Schedule と Period の関係
Instance Scheduler の設定は、Schedule と Period の2つの概念で構成されています。
-
Schedule
- インスタンスに付与するタグの値を定義
- 利用する Period や動作設定を保持
-
Period
- 実際の起動・停止時刻を定義
図のように、Schedule 定義が参照され、関連付けられた Period に従って起動・停止が行われます。
例えば office-hours スケジュールでは、平日の 8:00 に起動し、18:00 に停止する設定となります。
運用の中で考慮すべき課題
事象
Instance Scheduler で管理しているものの、24時間無停止になっているインスタンスが発見されました。

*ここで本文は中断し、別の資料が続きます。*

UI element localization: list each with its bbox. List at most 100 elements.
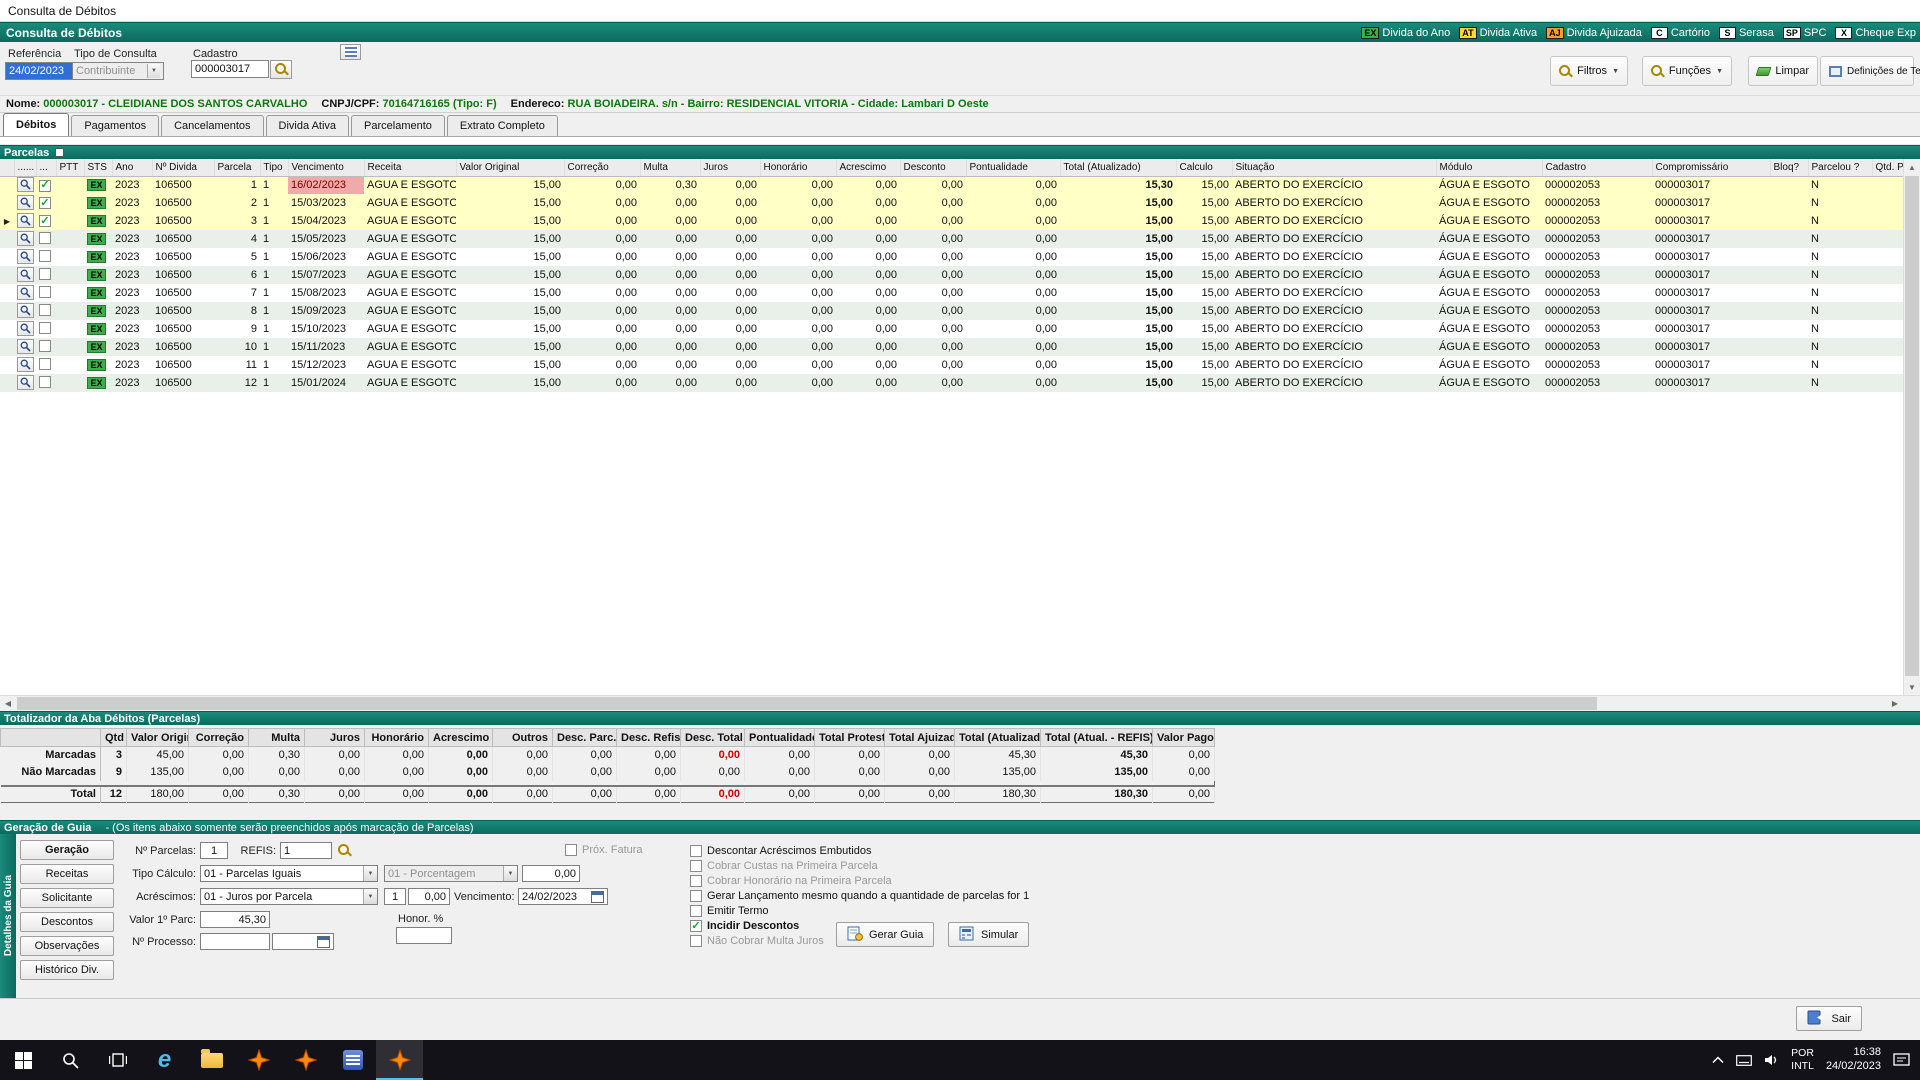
tab-divida-ativa[interactable]: Divida Ativa: [266, 115, 349, 136]
processo-input[interactable]: [200, 933, 270, 950]
column-header-receita[interactable]: Receita: [364, 159, 456, 176]
funcoes-button[interactable]: Funções ▼: [1642, 56, 1732, 86]
row-detail-button[interactable]: [17, 195, 34, 210]
tab-extrato-completo[interactable]: Extrato Completo: [447, 115, 558, 136]
row-detail-button[interactable]: [17, 339, 34, 354]
parcela-row[interactable]: EX20231065004115/05/2023AGUA E ESGOTO15,…: [0, 230, 1903, 248]
checkbox-cobrar-custas-na-primeira-parcela[interactable]: Cobrar Custas na Primeira Parcela: [690, 860, 878, 872]
calendar-icon[interactable]: [317, 936, 330, 948]
checkbox-emitir-termo[interactable]: Emitir Termo: [690, 905, 769, 917]
row-detail-button[interactable]: [17, 249, 34, 264]
sair-button[interactable]: Sair: [1796, 1006, 1862, 1031]
taskbar-app-1[interactable]: [235, 1040, 282, 1080]
tab-pagamentos[interactable]: Pagamentos: [71, 115, 159, 136]
row-checkbox[interactable]: [39, 340, 51, 352]
tab-parcelamento[interactable]: Parcelamento: [351, 115, 445, 136]
scroll-up-icon[interactable]: ▲: [1904, 159, 1920, 175]
parcela-row[interactable]: EX20231065008115/09/2023AGUA E ESGOTO15,…: [0, 302, 1903, 320]
column-header-situacao[interactable]: Situação: [1232, 159, 1436, 176]
row-detail-button[interactable]: [17, 321, 34, 336]
column-header-vencimento[interactable]: Vencimento: [288, 159, 364, 176]
checkbox-nao-cobrar-multa-juros[interactable]: Não Cobrar Multa Juros: [690, 935, 824, 947]
column-header-bloq[interactable]: Bloq?: [1770, 159, 1808, 176]
column-header-blank[interactable]: ...: [36, 159, 56, 176]
valor-parc-input[interactable]: 45,30: [200, 911, 270, 928]
column-header-valor-original[interactable]: Valor Original: [456, 159, 564, 176]
column-header-tipo[interactable]: Tipo: [260, 159, 288, 176]
column-header-parcela[interactable]: Parcela: [214, 159, 260, 176]
row-checkbox[interactable]: [39, 215, 51, 227]
taskbar-app-explorer[interactable]: [188, 1040, 235, 1080]
column-header-blank[interactable]: [0, 159, 14, 176]
column-header-cadastro[interactable]: Cadastro: [1542, 159, 1652, 176]
row-checkbox[interactable]: [39, 358, 51, 370]
vencimento-input[interactable]: 24/02/2023: [518, 888, 608, 905]
hscrollbar-thumb[interactable]: [17, 697, 1597, 710]
parcela-row[interactable]: EX20231065002115/03/2023AGUA E ESGOTO15,…: [0, 194, 1903, 212]
row-checkbox[interactable]: [39, 376, 51, 388]
row-detail-button[interactable]: [17, 285, 34, 300]
detalhes-tab-geracao[interactable]: Geração: [20, 840, 114, 860]
detalhes-tab-solicitante[interactable]: Solicitante: [20, 888, 114, 908]
checkbox-gerar-lancamento-mesmo-quando-a-quantidade-de-parcelas-for-1[interactable]: Gerar Lançamento mesmo quando a quantida…: [690, 890, 1029, 902]
column-header-ano[interactable]: Ano: [112, 159, 152, 176]
parcela-row[interactable]: EX202310650011115/12/2023AGUA E ESGOTO15…: [0, 356, 1903, 374]
taskbar-search-button[interactable]: [47, 1040, 94, 1080]
parcela-row[interactable]: ▶EX20231065003115/04/2023AGUA E ESGOTO15…: [0, 212, 1903, 230]
tipo-consulta-select[interactable]: Contribuinte ▼: [72, 62, 164, 80]
action-center-icon[interactable]: [1893, 1053, 1910, 1068]
acrescimos-select[interactable]: 01 - Juros por Parcela ▼: [200, 888, 378, 905]
taskbar-app-browser[interactable]: e: [141, 1040, 188, 1080]
row-checkbox[interactable]: [39, 268, 51, 280]
scroll-left-icon[interactable]: ◀: [0, 696, 16, 711]
column-header-modulo[interactable]: Módulo: [1436, 159, 1542, 176]
row-detail-button[interactable]: [17, 177, 34, 192]
vertical-scrollbar[interactable]: ▲ ▼: [1903, 159, 1920, 695]
row-detail-button[interactable]: [17, 267, 34, 282]
vscrollbar-thumb[interactable]: [1905, 176, 1919, 676]
column-header-acrescimo[interactable]: Acrescimo: [836, 159, 900, 176]
row-detail-button[interactable]: [17, 213, 34, 228]
column-header-pontualidade[interactable]: Pontualidade: [966, 159, 1060, 176]
refis-search-icon[interactable]: [338, 844, 351, 857]
cadastro-search-button[interactable]: [270, 60, 292, 79]
parcela-row[interactable]: EX20231065009115/10/2023AGUA E ESGOTO15,…: [0, 320, 1903, 338]
honor-input[interactable]: [396, 927, 452, 944]
row-checkbox[interactable]: [39, 250, 51, 262]
referencia-input[interactable]: 24/02/2023: [5, 62, 77, 80]
parcela-row[interactable]: EX202310650010115/11/2023AGUA E ESGOTO15…: [0, 338, 1903, 356]
gerar-guia-button[interactable]: Gerar Guia: [836, 922, 934, 947]
porcentagem-valor-input[interactable]: 0,00: [522, 865, 580, 882]
acrescimos-qtd-input[interactable]: 1: [384, 888, 406, 905]
start-button[interactable]: [0, 1040, 47, 1080]
column-header-honorario[interactable]: Honorário: [760, 159, 836, 176]
taskbar-app-2[interactable]: [282, 1040, 329, 1080]
checkbox-descontar-acrescimos-embutidos[interactable]: Descontar Acréscimos Embutidos: [690, 845, 871, 857]
definicoes-tela-button[interactable]: Definições de Tela: [1820, 56, 1914, 86]
column-header-sts[interactable]: STS: [84, 159, 112, 176]
column-header-ptt[interactable]: PTT: [56, 159, 84, 176]
horizontal-scrollbar[interactable]: ◀ ▶: [0, 695, 1920, 711]
speaker-icon[interactable]: [1764, 1054, 1779, 1066]
taskbar-app-3[interactable]: [329, 1040, 376, 1080]
keyboard-icon[interactable]: [1736, 1055, 1752, 1066]
refis-input[interactable]: 1: [280, 842, 332, 859]
simular-button[interactable]: Simular: [948, 922, 1029, 947]
row-detail-button[interactable]: [17, 375, 34, 390]
column-header-parcelou[interactable]: Parcelou ?: [1808, 159, 1872, 176]
row-checkbox[interactable]: [39, 232, 51, 244]
column-header-qtd-parc[interactable]: Qtd. Parc.: [1872, 159, 1903, 176]
cadastro-input[interactable]: 000003017: [191, 60, 269, 78]
column-header-desconto[interactable]: Desconto: [900, 159, 966, 176]
parcela-row[interactable]: EX20231065005115/06/2023AGUA E ESGOTO15,…: [0, 248, 1903, 266]
parcela-row[interactable]: EX202310650012115/01/2024AGUA E ESGOTO15…: [0, 374, 1903, 392]
acrescimos-valor-input[interactable]: 0,00: [408, 888, 450, 905]
tray-chevron-icon[interactable]: [1712, 1056, 1724, 1064]
row-checkbox[interactable]: [39, 304, 51, 316]
detalhes-tab-descontos[interactable]: Descontos: [20, 912, 114, 932]
detalhes-tab-receitas[interactable]: Receitas: [20, 864, 114, 884]
parcela-row[interactable]: EX20231065007115/08/2023AGUA E ESGOTO15,…: [0, 284, 1903, 302]
parcela-row[interactable]: EX20231065001116/02/2023AGUA E ESGOTO15,…: [0, 176, 1903, 194]
row-checkbox[interactable]: [39, 197, 51, 209]
row-detail-button[interactable]: [17, 303, 34, 318]
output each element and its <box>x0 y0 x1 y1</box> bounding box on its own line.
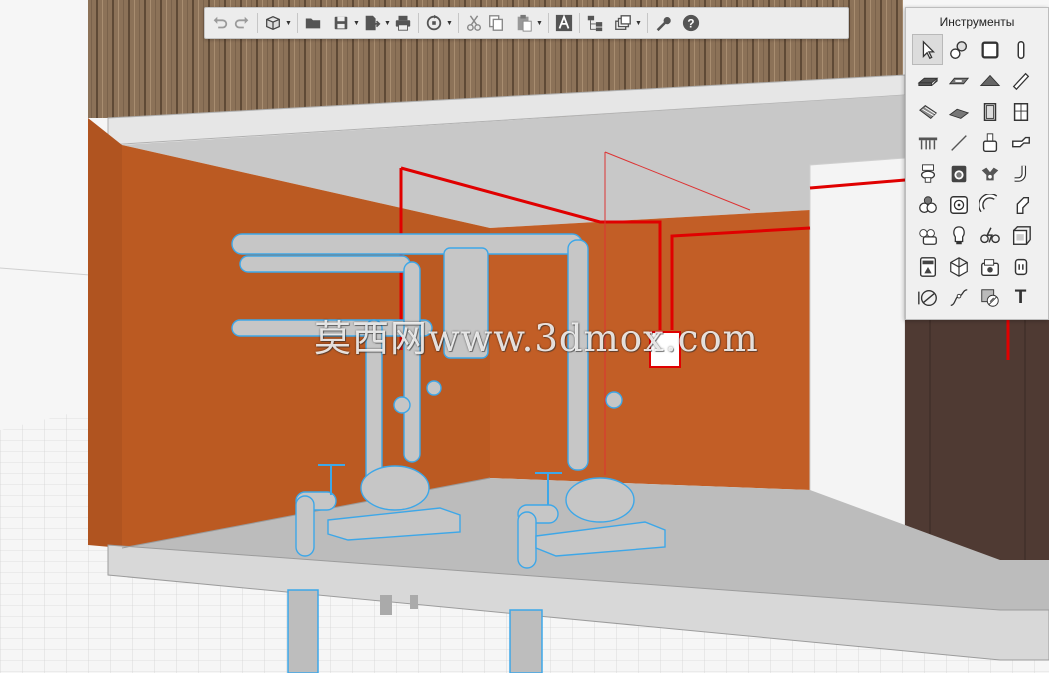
boiler-group-icon[interactable] <box>912 220 943 251</box>
pipe-elbow-icon[interactable] <box>1005 158 1036 189</box>
fan-coil-icon[interactable] <box>943 189 974 220</box>
door-icon[interactable] <box>974 96 1005 127</box>
fire-extinguisher-icon[interactable] <box>912 189 943 220</box>
paste-icon[interactable] <box>513 11 535 35</box>
export-icon[interactable] <box>361 11 383 35</box>
sync-icon[interactable] <box>423 11 445 35</box>
washing-machine-icon[interactable] <box>943 158 974 189</box>
dimension-icon[interactable] <box>912 282 943 313</box>
toolbar-divider <box>418 13 419 33</box>
toolbar-divider <box>548 13 549 33</box>
socket-icon[interactable] <box>1005 251 1036 282</box>
roof-icon[interactable] <box>943 65 974 96</box>
sync-menu-caret[interactable]: ▼ <box>445 11 454 35</box>
wall-icon[interactable] <box>974 34 1005 65</box>
text-icon[interactable]: T <box>1005 282 1036 313</box>
cabinet-icon[interactable] <box>1005 220 1036 251</box>
text-style-icon[interactable] <box>553 11 575 35</box>
toolbar-divider <box>458 13 459 33</box>
duct-elbow-icon[interactable] <box>1005 189 1036 220</box>
watermark: 莫西网www.3dmox.com <box>314 317 759 360</box>
save-icon[interactable] <box>330 11 352 35</box>
hierarchy-icon[interactable] <box>584 11 606 35</box>
valve-icon[interactable] <box>974 158 1005 189</box>
lamp-icon[interactable] <box>943 220 974 251</box>
toilet-icon[interactable] <box>912 158 943 189</box>
pipe-fitting-icon[interactable] <box>974 127 1005 158</box>
open-folder-icon[interactable] <box>302 11 324 35</box>
polyhedron-icon[interactable] <box>943 251 974 282</box>
redo-icon[interactable] <box>231 11 253 35</box>
wrench-icon[interactable] <box>652 11 674 35</box>
duct-icon[interactable] <box>1005 127 1036 158</box>
hatch-icon[interactable] <box>974 282 1005 313</box>
primitives-icon[interactable] <box>943 34 974 65</box>
text-tool-label: T <box>1014 286 1027 308</box>
main-toolbar: ▼ ▼ ▼ ▼ ▼ ▼ ? <box>204 7 849 39</box>
toolbar-divider <box>647 13 648 33</box>
curve-icon[interactable] <box>943 282 974 313</box>
toolbar-divider <box>579 13 580 33</box>
slab-icon[interactable] <box>912 65 943 96</box>
line-icon[interactable] <box>943 127 974 158</box>
layers-menu-caret[interactable]: ▼ <box>634 11 643 35</box>
cut-icon[interactable] <box>463 11 485 35</box>
copy-icon[interactable] <box>485 11 507 35</box>
pipe-bend-icon[interactable] <box>974 189 1005 220</box>
print-icon[interactable] <box>392 11 414 35</box>
save-menu-caret[interactable]: ▼ <box>352 11 361 35</box>
equipment-icon[interactable] <box>974 251 1005 282</box>
railing-icon[interactable] <box>912 127 943 158</box>
layers-icon[interactable] <box>612 11 634 35</box>
column-icon[interactable] <box>1005 34 1036 65</box>
svg-text:?: ? <box>687 18 694 31</box>
tools-grid: T <box>906 34 1048 313</box>
toolbar-divider <box>257 13 258 33</box>
select-arrow-icon[interactable] <box>912 34 943 65</box>
3d-box-icon[interactable] <box>262 11 284 35</box>
beam-icon[interactable] <box>1005 65 1036 96</box>
undo-icon[interactable] <box>209 11 231 35</box>
electric-bike-icon[interactable] <box>974 220 1005 251</box>
tools-panel-title: Инструменты <box>939 15 1015 29</box>
paste-menu-caret[interactable]: ▼ <box>535 11 544 35</box>
3d-box-menu-caret[interactable]: ▼ <box>284 11 293 35</box>
stair-icon[interactable] <box>912 96 943 127</box>
toolbar-divider <box>297 13 298 33</box>
export-menu-caret[interactable]: ▼ <box>383 11 392 35</box>
roof-slope-icon[interactable] <box>974 65 1005 96</box>
window-icon[interactable] <box>1005 96 1036 127</box>
help-icon[interactable]: ? <box>680 11 702 35</box>
tools-panel: Инструменты T <box>905 7 1049 320</box>
panel-board-icon[interactable] <box>912 251 943 282</box>
ramp-icon[interactable] <box>943 96 974 127</box>
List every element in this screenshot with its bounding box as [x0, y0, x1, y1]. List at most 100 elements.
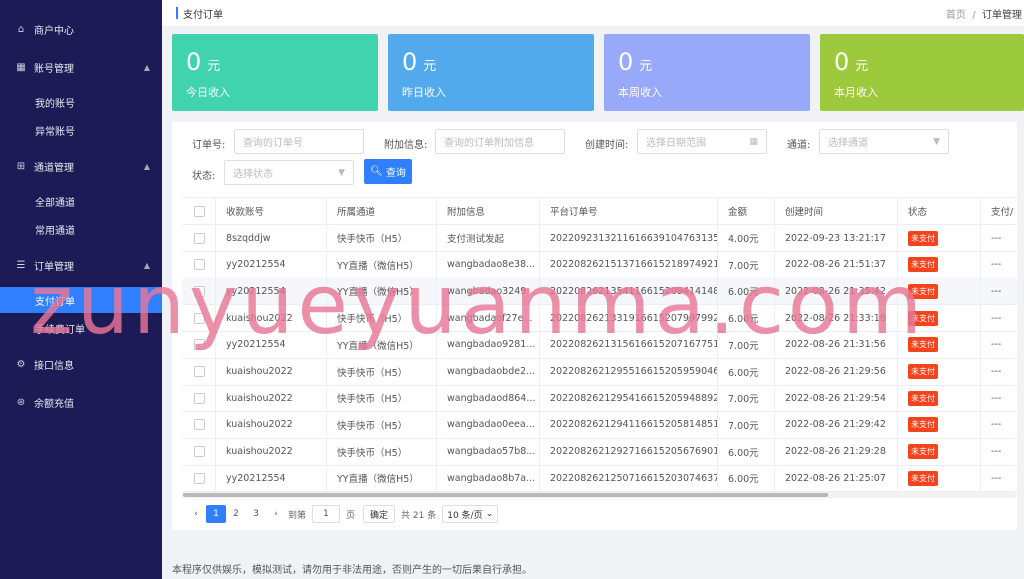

調査したところ、以下の設定となっており、スケジュール時間外に手動起動したインスタンスが起動状態のまま維持されていました。
enforced=false
retain_running=true
そこで、停止漏れによるコスト増加を防ぐため、以下の設定へ変更しました。
enforced=true
retain_running=false
これにより、停止漏れによるコスト増加は防げそうでしたが、別の問題が発生しました。
少なくとも本環境での確認では、スケジュール時間外に手動起動したインスタンスも自動停止の対象となりました。
例えば夜間の障害調査やメンテナンスのために手動起動した場合でも、AWS Lambda の定期実行時にスケジュール時間外と判定されると、自動停止されることを確認しました。
図のように、設定値によって「手動起動を維持するか」「強制停止するか」の挙動が変わります。
このように、
- retain_running=true は運用の柔軟性が高い
- enforced=true は停止漏れを防止できる
という特徴がある一方で、それぞれ異なる運用上の課題があります。
改めて整理
Instance Scheduler は、「Schedule タグが付与されたインスタンスを、スケジュールどおりに起動・停止する」ことに忠実な特性を持つようです。
| 構成 | メリット | デメリット |
|---|---|---|
| enforced=false, retain_running=true | 手動起動しやすい | 停止忘れが発生すると起動し続ける |
| enforced=false, retain_running=false | 停止漏れが発生しにくい | 手動起動してもすぐに停止される |
| enforced=true, retain_running=* | 停止漏れが発生しにくい | 手動起動してもすぐに停止される |
現時点での考え
Instance Scheduler を使う場合、
- 通常時は、強制停止によるコスト最適化を優先する
- 緊急時は、一時的にタグを解除して運用対処で解決する
もしくは、
- 手動起動可能とし、手動停止漏れのインスタンスは発見的統制で検知する
という運用が現実的ではないかと考えています。
ただし、本件については現在も調査中であり、コスト最適化と運用の柔軟性を両立できる方法がないか引き続き検討しています。
まとめ
Instance Scheduler は Amazon EC2 および Amazon RDS の自動起動・停止を実現する便利なソリューションです。
ただし、ケースによっては運用性に大きく影響するため、導入時にシミュレーションすることをおすすめします。
本記事が、Instance Scheduler を運用している方の参考になれば幸いです。
免責事項
本記事は筆者個人の見解に基づくものであり、所属組織の公式見解ではありません。
また、本記事の内容を利用したことによって生じたいかなる損害についても、筆者は責任を負いかねます。